Несколько секунд спустя он выдохнул в микрофон финальное «спасибо» и захлопнул книгу, затем сложил свои бумаги и замер, ожидая окончания аплодисментов.
— Мы можем, наконец, уйти? – одёрнула я Руби.
Та отрицательно покачала головой.
— Сейчас время «Вопросов и ответов». Я должна поучаствовать. Хочу задать пару вопросов, и ещё купить его книгу.
Я закатила глаза. Надеюсь, Логан не видел этого (хотя мне казалось, что он просто сверлит меня взглядом после того, как я обделила его аплодисментами). Он в который раз закурил. Черт, как можно быть таким великолепным? Я отвлеклась от своих мыслей, ибо полились вопросы. Обернувшись, я увидела блондинку с галёрки.

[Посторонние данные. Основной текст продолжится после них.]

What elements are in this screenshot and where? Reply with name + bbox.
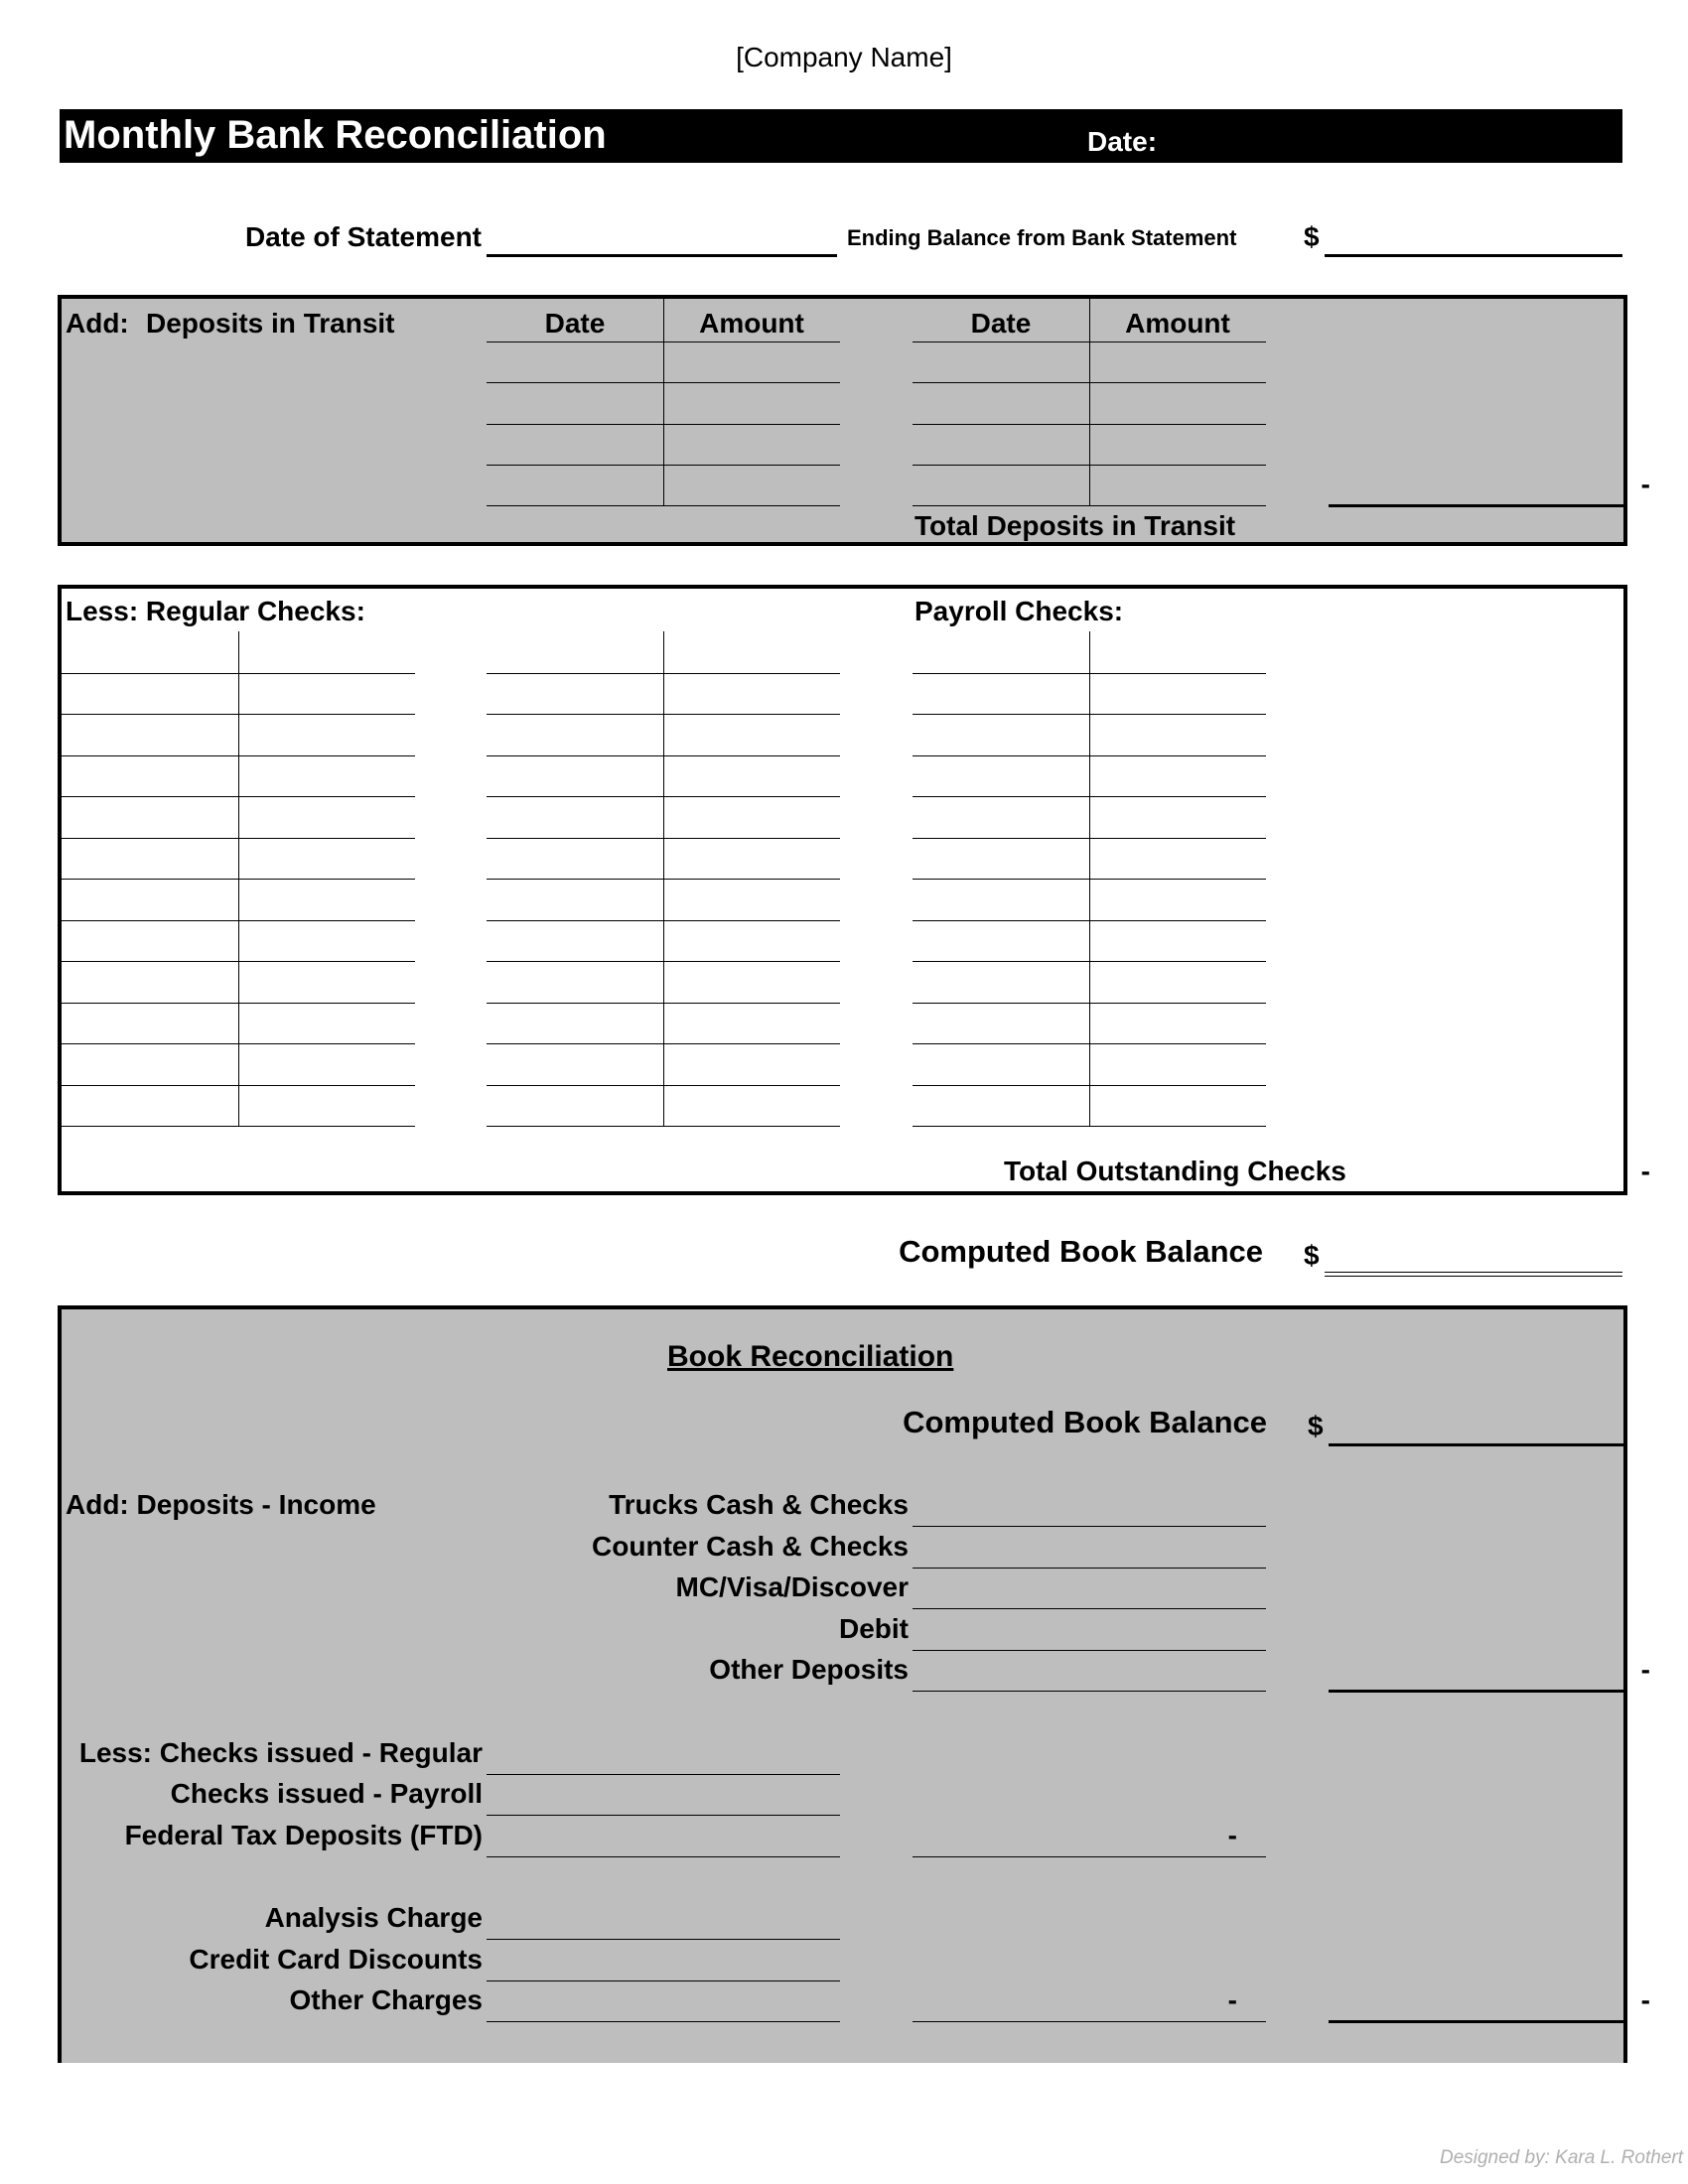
deposits-total-value: - — [1640, 469, 1650, 499]
charge-field-line[interactable] — [487, 2021, 840, 2022]
check-entry-line[interactable] — [487, 879, 840, 880]
check-entry-line[interactable] — [913, 961, 1266, 962]
check-entry-line[interactable] — [487, 714, 840, 715]
income-item-other: Other Deposits — [709, 1654, 909, 1685]
deposits-row-line — [487, 424, 840, 425]
book-reconciliation-title: Book Reconciliation — [667, 1340, 954, 1373]
less-subtotal-line — [913, 1856, 1266, 1857]
check-entry-line[interactable] — [913, 1003, 1266, 1004]
checks-total-value: - — [1640, 1156, 1650, 1186]
charge-total-line — [1329, 2020, 1627, 2023]
deposits-row-line — [913, 465, 1266, 466]
income-field-line[interactable] — [913, 1650, 1266, 1651]
check-entry-line[interactable] — [487, 1085, 840, 1086]
deposits-grid-divider-2 — [1089, 299, 1090, 505]
deposits-col-date-1: Date — [544, 308, 606, 339]
deposits-col-amount-1: Amount — [699, 308, 804, 339]
ending-balance-field[interactable] — [1325, 254, 1622, 257]
less-field-line[interactable] — [487, 1774, 840, 1775]
income-field-line[interactable] — [913, 1526, 1266, 1527]
income-total-line — [1329, 1690, 1627, 1693]
check-entry-line[interactable] — [62, 1043, 415, 1044]
regular-checks-label: Less: Regular Checks: — [66, 596, 365, 626]
income-field-line[interactable] — [913, 1608, 1266, 1609]
book-computed-balance-label: Computed Book Balance — [903, 1405, 1267, 1439]
deposits-row-line — [487, 505, 840, 506]
check-entry-line[interactable] — [913, 673, 1266, 674]
check-entry-line[interactable] — [913, 1043, 1266, 1044]
deposits-col-date-2: Date — [970, 308, 1032, 339]
income-item-cards: MC/Visa/Discover — [675, 1571, 909, 1602]
charge-item-other: Other Charges — [289, 1984, 483, 2015]
date-of-statement-label: Date of Statement — [244, 221, 482, 252]
less-item-payroll: Checks issued - Payroll — [170, 1778, 483, 1809]
check-entry-line[interactable] — [62, 1003, 415, 1004]
charge-subtotal-value: - — [1227, 1984, 1237, 2015]
book-computed-balance-field[interactable] — [1329, 1443, 1627, 1446]
less-subtotal-value: - — [1227, 1820, 1237, 1850]
book-computed-balance-currency: $ — [1308, 1411, 1324, 1441]
income-item-trucks: Trucks Cash & Checks — [609, 1489, 909, 1520]
deposits-grid-divider-1 — [663, 299, 664, 505]
deposits-row-line — [487, 382, 840, 383]
deposits-income-label: Add: Deposits - Income — [66, 1489, 376, 1520]
computed-book-balance-label: Computed Book Balance — [899, 1234, 1263, 1269]
check-entry-line[interactable] — [913, 755, 1266, 756]
charge-item-cc-discounts: Credit Card Discounts — [189, 1944, 483, 1975]
deposits-row-line — [487, 465, 840, 466]
check-entry-line[interactable] — [487, 796, 840, 797]
deposits-row-line — [487, 341, 840, 342]
deposits-add-label: Add: — [66, 308, 129, 339]
income-total-value: - — [1640, 1654, 1650, 1685]
deposits-row-line — [913, 505, 1266, 506]
check-entry-line[interactable] — [487, 961, 840, 962]
check-entry-line[interactable] — [913, 879, 1266, 880]
date-of-statement-field[interactable] — [487, 254, 837, 257]
check-entry-line[interactable] — [913, 714, 1266, 715]
payroll-checks-label: Payroll Checks: — [914, 596, 1124, 626]
deposits-col-amount-2: Amount — [1125, 308, 1230, 339]
charge-field-line[interactable] — [487, 1980, 840, 1981]
page-title: Monthly Bank Reconciliation — [64, 113, 607, 157]
check-entry-line[interactable] — [62, 838, 415, 839]
check-entry-line[interactable] — [913, 838, 1266, 839]
check-entry-line[interactable] — [487, 1126, 840, 1127]
deposits-row-line — [913, 382, 1266, 383]
ending-balance-currency: $ — [1304, 221, 1320, 252]
charge-total-value: - — [1640, 1984, 1650, 2015]
income-item-debit: Debit — [839, 1613, 909, 1644]
check-entry-line[interactable] — [913, 796, 1266, 797]
check-entry-line[interactable] — [487, 920, 840, 921]
charge-field-line[interactable] — [487, 1939, 840, 1940]
check-entry-line[interactable] — [487, 673, 840, 674]
less-field-line[interactable] — [487, 1856, 840, 1857]
designed-by-credit: Designed by: Kara L. Rothert — [1439, 2147, 1683, 2168]
check-entry-line[interactable] — [62, 920, 415, 921]
check-entry-line[interactable] — [62, 755, 415, 756]
less-item-regular: Less: Checks issued - Regular — [78, 1737, 483, 1768]
deposits-total-line — [1329, 504, 1627, 507]
check-entry-line[interactable] — [62, 961, 415, 962]
check-entry-line[interactable] — [62, 1126, 415, 1127]
ending-balance-label: Ending Balance from Bank Statement — [847, 225, 1237, 250]
book-reconciliation-section — [58, 1305, 1650, 2063]
title-bar — [60, 109, 1622, 163]
check-entry-line[interactable] — [487, 1003, 840, 1004]
check-entry-line[interactable] — [913, 1085, 1266, 1086]
check-entry-line[interactable] — [62, 714, 415, 715]
less-item-ftd: Federal Tax Deposits (FTD) — [124, 1820, 483, 1850]
check-entry-line[interactable] — [62, 796, 415, 797]
check-entry-line[interactable] — [62, 879, 415, 880]
deposits-section-label: Deposits in Transit — [146, 308, 395, 339]
checks-total-label: Total Outstanding Checks — [1004, 1156, 1346, 1186]
check-entry-line[interactable] — [487, 755, 840, 756]
outstanding-checks-section — [58, 585, 1650, 1195]
check-entry-line[interactable] — [913, 920, 1266, 921]
check-entry-line[interactable] — [487, 838, 840, 839]
title-date-label: Date: — [1087, 126, 1158, 157]
income-item-counter: Counter Cash & Checks — [592, 1531, 909, 1562]
check-entry-line[interactable] — [913, 1126, 1266, 1127]
deposits-row-line — [913, 341, 1266, 342]
deposits-total-label: Total Deposits in Transit — [914, 510, 1236, 541]
income-field-line[interactable] — [913, 1568, 1266, 1569]
charge-item-analysis: Analysis Charge — [264, 1902, 483, 1933]
income-field-line[interactable] — [913, 1691, 1266, 1692]
check-entry-line[interactable] — [487, 1043, 840, 1044]
check-entry-line[interactable] — [62, 1085, 415, 1086]
computed-book-balance-field[interactable] — [1325, 1272, 1622, 1277]
company-name: [Company Name] — [736, 42, 952, 72]
deposits-in-transit-section — [58, 295, 1650, 546]
less-field-line[interactable] — [487, 1815, 840, 1816]
charge-subtotal-line — [913, 2021, 1266, 2022]
check-entry-line[interactable] — [62, 673, 415, 674]
computed-book-balance-currency: $ — [1304, 1240, 1320, 1271]
deposits-row-line — [913, 424, 1266, 425]
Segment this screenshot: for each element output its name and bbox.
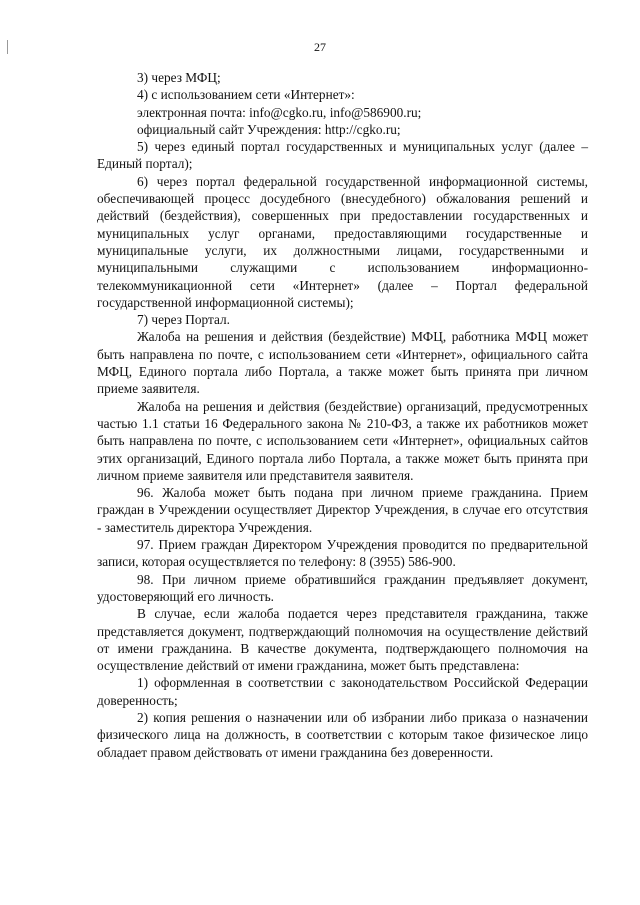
document-body bbox=[97, 69, 588, 761]
paragraph-15: 2) копия решения о назначении или об избрании либо приказа о назначении физического лица на должность, в соответствии с которым такое физическое лицо обладает правом действовать от имени гражданина без доверенности. bbox=[97, 709, 588, 760]
paragraph-3: электронная почта: info@cgko.ru, info@586900.ru; bbox=[137, 104, 422, 120]
paragraph-2: 4) с использованием сети «Интернет»: bbox=[137, 87, 355, 103]
paragraph-14: 1) оформленная в соответствии с законодательством Российской Федерации доверенность; bbox=[97, 675, 588, 708]
paragraph-13: В случае, если жалоба подается через представителя гражданина, также представляется документ, подтверждающий полномочия на осуществление действий от имени гражданина. В качестве документа, подтверждающего полномочия на осуществление действий от имени гражданина, может быть представлена: bbox=[97, 606, 588, 674]
paragraph-6: 6) через портал федеральной государственной информационной системы, обеспечивающей процесс досудебного (внесудебного) обжалования решений и действий (бездействия), совершенных при предоставлении государственных и муниципальных услуг органами, предоставляющими государственные и муниципальные услуги, их должностными лицами, государственными и муниципальными служащими с использованием информационно-телекоммуникационной сети «Интернет» (далее – Портал федеральной государственной информационной системы); bbox=[97, 173, 588, 310]
paragraph-12: 98. При личном приеме обратившийся гражданин предъявляет документ, удостоверяющий его личность. bbox=[97, 571, 588, 604]
paragraph-1: 3) через МФЦ; bbox=[137, 70, 221, 85]
paragraph-5: 5) через единый портал государственных и муниципальных услуг (далее – Единый портал); bbox=[97, 139, 588, 172]
page-number: 27 bbox=[314, 40, 326, 54]
paragraph-9: Жалоба на решения и действия (бездействие) организаций, предусмотренных частью 1.1 статьи 16 Федерального закона № 210-ФЗ, а также их работников может быть направлена по почте, с использованием сети «Интернет», официальных сайтов этих организаций, Единого портала либо Портала, а также может быть принята при личном приеме заявителя или представителя заявителя. bbox=[97, 398, 588, 483]
paragraph-11: 97. Прием граждан Директором Учреждения проводится по предварительной записи, которая осуществляется по телефону: 8 (3955) 586-900. bbox=[97, 537, 588, 570]
paragraph-8: Жалоба на решения и действия (бездействие) МФЦ, работника МФЦ может быть направлена по почте, с использованием сети «Интернет», официального сайта МФЦ, Единого портала либо Портала, а также может быть принята при личном приеме заявителя. bbox=[97, 329, 588, 397]
paragraph-7: 7) через Портал. bbox=[137, 312, 230, 328]
paragraph-4: официальный сайт Учреждения: http://cgko.ru; bbox=[137, 121, 401, 137]
paragraph-10: 96. Жалоба может быть подана при личном приеме гражданина. Прием граждан в Учреждении осуществляет Директор Учреждения, в случае его отсутствия - заместитель директора Учреждения. bbox=[97, 485, 588, 535]
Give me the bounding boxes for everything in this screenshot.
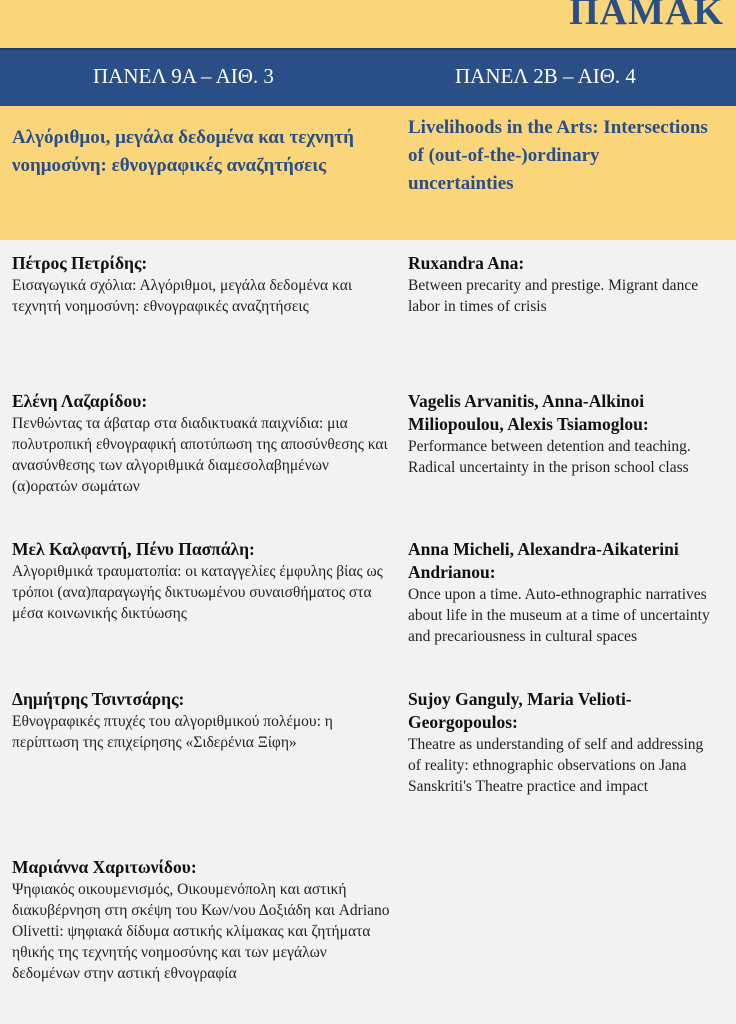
presenter-name: Ελένη Λαζαρίδου: xyxy=(12,391,148,411)
talk-title: Theatre as understanding of self and addressing of reality: ethnographic observations on Jana Sanskriti's Theatre practice and impact xyxy=(408,736,704,795)
talk-title: Εθνογραφικές πτυχές του αλγοριθμικού πολέμου: η περίπτωση της επιχείρησης «Σιδερένια Ξίφη» xyxy=(12,713,333,751)
talk-title: Performance between detention and teaching. Radical uncertainty in the prison school class xyxy=(408,438,691,476)
presenter-name: Anna Micheli, Alexandra-Aikaterini Andrianou: xyxy=(408,539,679,582)
list-item xyxy=(12,390,390,497)
panel-title-bar xyxy=(0,106,736,240)
panel-header-bar xyxy=(0,48,736,106)
talk-title: Ψηφιακός οικουμενισμός, Οικουμενόπολη και αστική διακυβέρνηση στη σκέψη του Κων/νου Δοξιάδη και Adriano Olivetti: ψηφιακά δίδυμα αστικής κλίμακας και ζητήματα ηθικής της τεχνητής νοημοσύνης και των μεγάλων δεδομένων στην αστική εθνογραφία xyxy=(12,881,390,982)
list-item xyxy=(408,688,708,797)
brand-logo-text: ΠΑΜΑΚ xyxy=(569,0,724,33)
presenter-name: Δημήτρης Τσιντσάρης: xyxy=(12,689,185,709)
talk-title: Once upon a time. Auto-ethnographic narratives about life in the museum at a time of uncertainty and precariousness in cultural spaces xyxy=(408,586,710,645)
presenter-name: Πέτρος Πετρίδης: xyxy=(12,253,148,273)
list-item xyxy=(408,390,718,478)
presenter-name: Μαριάννα Χαριτωνίδου: xyxy=(12,857,197,877)
panel-2b-title: Livelihoods in the Arts: Intersections of (out-of-the-)ordinary uncertainties xyxy=(408,117,708,194)
panel-9a-title: Αλγόριθμοι, μεγάλα δεδομένα και τεχνητή νοημοσύνη: εθνογραφικές αναζητήσεις xyxy=(12,127,354,176)
list-item xyxy=(12,856,390,984)
talk-title: Between precarity and prestige. Migrant dance labor in times of crisis xyxy=(408,277,699,315)
talk-title: Αλγοριθμικά τραυματοπία: οι καταγγελίες έμφυλης βίας ως τρόποι (ανα)παραγωγής δικτυωμένου συναισθήματος στα μέσα κοινωνικής δικτύωσης xyxy=(12,563,383,622)
list-item xyxy=(12,688,390,753)
list-item xyxy=(12,252,390,317)
presenter-name: Sujoy Ganguly, Maria Velioti-Georgopoulos: xyxy=(408,689,632,732)
list-item xyxy=(408,538,724,647)
panel-2b-label: ΠΑΝΕΛ 2Β – ΑΙΘ. 4 xyxy=(455,64,636,88)
list-item xyxy=(12,538,390,624)
talk-title: Εισαγωγικά σχόλια: Αλγόριθμοι, μεγάλα δεδομένα και τεχνητή νοημοσύνη: εθνογραφικές αναζητήσεις xyxy=(12,277,353,315)
presenter-name: Vagelis Arvanitis, Anna-Alkinoi Miliopoulou, Alexis Tsiamoglou: xyxy=(408,391,649,434)
list-item xyxy=(408,252,718,317)
presenter-name: Μελ Καλφαντή, Πένυ Πασπάλη: xyxy=(12,539,255,559)
talk-title: Πενθώντας τα άβαταρ στα διαδικτυακά παιχνίδια: μια πολυτροπική εθνογραφική αποτύπωση της αποσύνθεσης και ανασύνθεσης των αλγοριθμικά διαμεσολαβημένων (α)ορατών σωμάτων xyxy=(12,415,388,495)
presenter-name: Ruxandra Ana: xyxy=(408,253,525,273)
panel-9a-label: ΠΑΝΕΛ 9Α – ΑΙΘ. 3 xyxy=(93,64,274,88)
top-banner xyxy=(0,0,736,48)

— Спасибо вам, — сказала она, — замечательное чтение.
Логан одарил её лёгкой улыбкой. Девчушка прочистила горло. Мужчина ждал.
— Я просто хотела спросить, эм… Откуда вы черпаете вдохновение? – как только она договорила, то тут же передала микрофон дальше, потому что покраснела, как помидор. Логан оперся на трибуну и очень постарался не закатить глаза.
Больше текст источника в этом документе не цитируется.